Quando fala o coração
A Análise Psicanalítica
Guido Bilharinho
Ao tempo em que realiza Quando Fala o Coração (Spellbound, UU., 1945), Alfred Hitchcock já havia feito pelo menos seis outros filmes nos Estados Unidos.Essa sua primeira fase estadunidense, finalizada em Agonia de Amor (The Paradine Case, 1947), possui características diferentes daquela iniciada com Festim Diabólico (Rope, 1948), que inaugura seu período áureo, terminado com Os Pássaros (The Birds, 1962), período, contudo, entremeado de filmes destituídos de valor, aexemplo do frustrado e frustrante A Tortura do Silêncio (IConfess,1952) e do muito pior ainda Sob o Signo do Capricórnio (Under Capricorn, 1949).
A mencionada primeira fase singulariza-se pela utilização do preto e branco, recursos financeiros e técnicos acanhados, forte influência da produção, e, principalmente, procura e preparo caminho para pleno amadurecimento e domínio da arte cinematográfica.Com tudo isso, a maioria de seus filmes dessa época já apresenta bom cinema conquanto ainda não contenha a malícia, a complexidade e o requinte temático e formal que caracterizam as obras posteriores.
Se em seus mais importantes filmes o tema não é propriamente o objeto da ação, não passando esta de veículo ou de ilustração para assunto mais importante, atinente à condição humana, em Quando Fala o Coração a proposição é a própria estória.
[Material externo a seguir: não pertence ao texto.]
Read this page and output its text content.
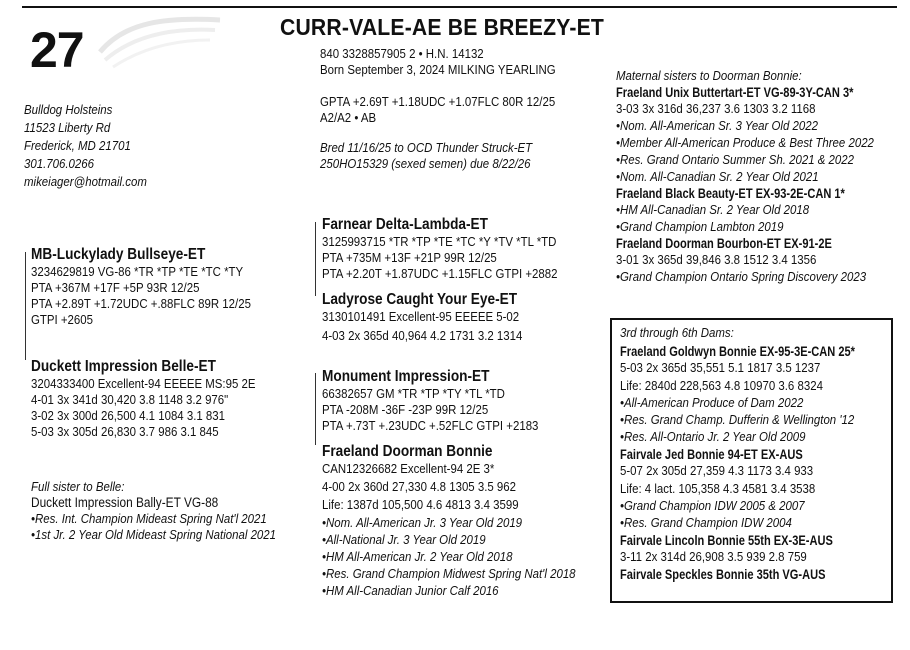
27	CURR-VALE-AE BE BREEZY-ET
840 3328857905 2 • H.N. 14132
Born September 3, 2024 MILKING YEARLING
GPTA +2.69T +1.18UDC +1.07FLC 80R 12/25
A2/A2 • AB
Bred 11/16/25 to OCD Thunder Struck-ET
250HO15329 (sexed semen) due 8/22/26
Bulldog Holsteins
11523 Liberty Rd
Frederick, MD 21701
301.706.0266
mikeiager@hotmail.com
MB-Luckylady Bullseye-ET
3234629819 VG-86 *TR *TP *TE *TC *TY
PTA +367M +17F +5P 93R 12/25
PTA +2.89T +1.72UDC +.88FLC 89R 12/25
GTPI +2605
Duckett Impression Belle-ET
3204333400 Excellent-94 EEEEE MS:95 2E
4-01 3x 341d 30,420 3.8 1148 3.2 976"
3-02 3x 300d 26,500 4.1 1084 3.1 831
5-03 3x 305d 26,830 3.7 986 3.1 845
Full sister to Belle:
Duckett Impression Bally-ET VG-88
•Res. Int. Champion Mideast Spring Nat'l 2021
•1st Jr. 2 Year Old Mideast Spring National 2021
Farnear Delta-Lambda-ET
3125993715 *TR *TP *TE *TC *Y *TV *TL *TD
PTA +735M +13F +21P 99R 12/25
PTA +2.20T +1.87UDC +1.15FLC GTPI +2882
Ladyrose Caught Your Eye-ET
3130101491 Excellent-95 EEEEE 5-02
4-03 2x 365d 40,964 4.2 1731 3.2 1314
Monument Impression-ET
66382657 GM *TR *TP *TY *TL *TD
PTA -208M -36F -23P 99R 12/25
PTA +.73T +.23UDC +.52FLC GTPI +2183
Fraeland Doorman Bonnie
CAN12326682 Excellent-94 2E 3*
4-00 2x 360d 27,330 4.8 1305 3.5 962
Life: 1387d 105,500 4.6 4813 3.4 3599
•Nom. All-American Jr. 3 Year Old 2019
•All-National Jr. 3 Year Old 2019
•HM All-American Jr. 2 Year Old 2018
•Res. Grand Champion Midwest Spring Nat'l 2018
•HM All-Canadian Junior Calf 2016
Maternal sisters to Doorman Bonnie:
Fraeland Unix Buttertart-ET VG-89-3Y-CAN 3*
3-03 3x 316d 36,237 3.6 1303 3.2 1168
•Nom. All-American Sr. 3 Year Old 2022
•Member All-American Produce & Best Three 2022
•Res. Grand Ontario Summer Sh. 2021 & 2022
•Nom. All-Canadian Sr. 2 Year Old 2021
Fraeland Black Beauty-ET EX-93-2E-CAN 1*
•HM All-Canadian Sr. 2 Year Old 2018
•Grand Champion Lambton 2019
Fraeland Doorman Bourbon-ET EX-91-2E
3-01 3x 365d 39,846 3.8 1512 3.4 1356
•Grand Champion Ontario Spring Discovery 2023
3rd through 6th Dams:
Fraeland Goldwyn Bonnie EX-95-3E-CAN 25*
5-03 2x 365d 35,551 5.1 1817 3.5 1237
Life: 2840d 228,563 4.8 10970 3.6 8324
•All-American Produce of Dam 2022
•Res. Grand Champ. Dufferin & Wellington '12
•Res. All-Ontario Jr. 2 Year Old 2009
Fairvale Jed Bonnie 94-ET EX-AUS
5-07 2x 305d 27,359 4.3 1173 3.4 933
Life: 4 lact. 105,358 4.3 4581 3.4 3538
•Grand Champion IDW 2005 & 2007
•Res. Grand Champion IDW 2004
Fairvale Lincoln Bonnie 55th EX-3E-AUS
3-11 2x 314d 26,908 3.5 939 2.8 759
Fairvale Speckles Bonnie 35th VG-AUS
Ou seja, o cineasta elege e contextualiza determinada problemática, sem prejuízo de também atingir outras questões.
A questão, no caso, constitui o bloqueio que o consciente estabelece por meio da amnésia como proteção do indivíduo contra fato ou acontecimento profundamente traumático. A ação é a exaustiva análise a que o protagonista é submetido em todo o decorrer do filme para furar esse bloqueio e restabelecer a plena consciência e purgação da memória.
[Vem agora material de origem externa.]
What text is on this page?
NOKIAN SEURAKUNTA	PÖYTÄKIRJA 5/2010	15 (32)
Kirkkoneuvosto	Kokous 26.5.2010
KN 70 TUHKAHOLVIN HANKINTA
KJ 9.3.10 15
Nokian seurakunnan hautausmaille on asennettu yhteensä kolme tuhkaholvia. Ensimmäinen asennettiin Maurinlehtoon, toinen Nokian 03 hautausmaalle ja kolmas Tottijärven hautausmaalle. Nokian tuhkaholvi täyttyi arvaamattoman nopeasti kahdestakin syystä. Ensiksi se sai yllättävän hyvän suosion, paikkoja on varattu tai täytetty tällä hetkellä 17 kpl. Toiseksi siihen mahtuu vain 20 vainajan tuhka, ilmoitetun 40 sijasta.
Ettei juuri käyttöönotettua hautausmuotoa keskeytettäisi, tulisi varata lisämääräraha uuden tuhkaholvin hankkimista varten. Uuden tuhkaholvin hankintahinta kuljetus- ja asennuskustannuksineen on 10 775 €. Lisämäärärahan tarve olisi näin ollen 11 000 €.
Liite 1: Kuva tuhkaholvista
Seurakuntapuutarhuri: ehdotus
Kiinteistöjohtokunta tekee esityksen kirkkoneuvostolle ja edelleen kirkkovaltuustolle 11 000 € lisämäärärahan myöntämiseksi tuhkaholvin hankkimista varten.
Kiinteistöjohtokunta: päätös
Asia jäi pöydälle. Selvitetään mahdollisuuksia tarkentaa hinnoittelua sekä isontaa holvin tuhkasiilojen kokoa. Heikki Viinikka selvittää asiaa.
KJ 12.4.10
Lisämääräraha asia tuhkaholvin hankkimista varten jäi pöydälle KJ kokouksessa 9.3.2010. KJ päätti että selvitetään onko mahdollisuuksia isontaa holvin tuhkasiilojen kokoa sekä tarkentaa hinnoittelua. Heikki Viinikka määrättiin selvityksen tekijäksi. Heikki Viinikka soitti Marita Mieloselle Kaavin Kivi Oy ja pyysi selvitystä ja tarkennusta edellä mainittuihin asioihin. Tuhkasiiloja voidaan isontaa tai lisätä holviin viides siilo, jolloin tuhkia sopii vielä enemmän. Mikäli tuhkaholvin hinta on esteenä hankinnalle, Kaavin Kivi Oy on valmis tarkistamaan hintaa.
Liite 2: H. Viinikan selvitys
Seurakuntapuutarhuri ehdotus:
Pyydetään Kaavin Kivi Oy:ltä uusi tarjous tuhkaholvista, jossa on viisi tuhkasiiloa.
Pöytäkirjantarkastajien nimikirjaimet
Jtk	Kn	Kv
Hitchcock desenvolve convencionalmente esse processo, porém,de maneira segura, objetiva e técnica, sendo até criticado, improcedentemente, por essa última particularidade. É que o cineasta equilibra a terapia psicanalítica com outros elementos dramáticos, a fim de não restringir o filme à pura sessão de análise.
Assim, em primeiro lugar e cinematograficamente, mistura-a com as vicissitudes dos protagonistas passando por diversos lugares e situações. Enfatizando, pois, a particular situação do indivíduo traumatizado na infância por episódio chocante e terrível, a ação calcada no processo de sua análise psicanalítica revela o drama subjacente.
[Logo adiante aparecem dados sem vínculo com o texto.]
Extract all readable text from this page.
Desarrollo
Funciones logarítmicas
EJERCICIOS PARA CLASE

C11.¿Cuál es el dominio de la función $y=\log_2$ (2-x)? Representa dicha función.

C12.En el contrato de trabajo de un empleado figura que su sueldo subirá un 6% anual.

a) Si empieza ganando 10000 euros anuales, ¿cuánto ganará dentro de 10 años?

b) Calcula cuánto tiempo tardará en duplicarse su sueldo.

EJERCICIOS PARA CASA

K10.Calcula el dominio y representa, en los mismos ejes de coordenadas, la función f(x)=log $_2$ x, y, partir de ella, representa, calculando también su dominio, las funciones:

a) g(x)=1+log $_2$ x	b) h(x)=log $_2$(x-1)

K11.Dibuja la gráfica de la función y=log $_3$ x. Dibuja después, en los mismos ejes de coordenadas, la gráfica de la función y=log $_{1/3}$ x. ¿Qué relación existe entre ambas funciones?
Assinale-se que se o cinema mostra frequentemente fatos de incrível e cruel violência, talvez nenhuma – nem mesmo a pungente cena protagonizada pelo arquicriminoso de Os Suspeitos (The Usual Suspects, EE.UU., 1995), de Bryan Singer – seja tão funesta e trágica como a que, quase ao final do filme, ressuscita na obstruída memória do protagonista o acontecimento que o traumatiza, marca e fragiliza daí em diante.
Se o referido incidente, por todos os elementos que o compõem e pela maneira contida e competente como é conduzido, provoca no espectador considerável impacto, imagine-se sua intensidade no ânimo de quem não só o presencia como, principalmente, o protagoniza!
Além desses temas centrais, que se fundem, como dito (obliteração emocional e o processo de sua análise), o cineasta ainda aborda duas outras questões também umbilicalmente ligadas à ação: o amor e sua força como motivação e mola propulsora da ação, antes, ainda, elemento propiciador de compreensão e confiança humana e, finalmente, a ambição.
O amor permeia todo o filme, constituindo um do fios condutores do enredo, o que se materializa no título brasileiro e, possivelmente, no título original, que significa “encantado (a), enfeitiçado (a)”, que, dada sua ambiguidade, tanto pode se referir ao amor da heroína quanto ao trauma do protagonista, tudo indicando, porém, concernir a este último.
A ambição desenfreada mostra a feia face do ser humano levado
por ela até mesmo a crime hediondo. Assim, Quando Fala o Coração enfoca drama de amor e o exercício de atividade que compartilha, por sua abrangência, dos gêneros romance, policial e, ainda timidamente, do suspense. Sua estruturação, condução da linha narrativa, enquadramentos, direção e desempenho dos atores, segurança direcional geral e adequação rítmica fazem com que o interesse do espectador mantenha-se permanentemente desperto, não obstante a tecnicidade (conquanto interessante) da dialogação dos acontecimentos desenrolada no sanatório.
A salientar, ainda, os eventos ocorridos no saguão de grande hotel novaiorquino e a recorrente, e algumas vezes poeticamente realizada, cena no trem. Como sempre, nos melhores filmes de Hitchcock, feita apenas com os elementos e duração indispensáveis, uma de suas características mais importantes.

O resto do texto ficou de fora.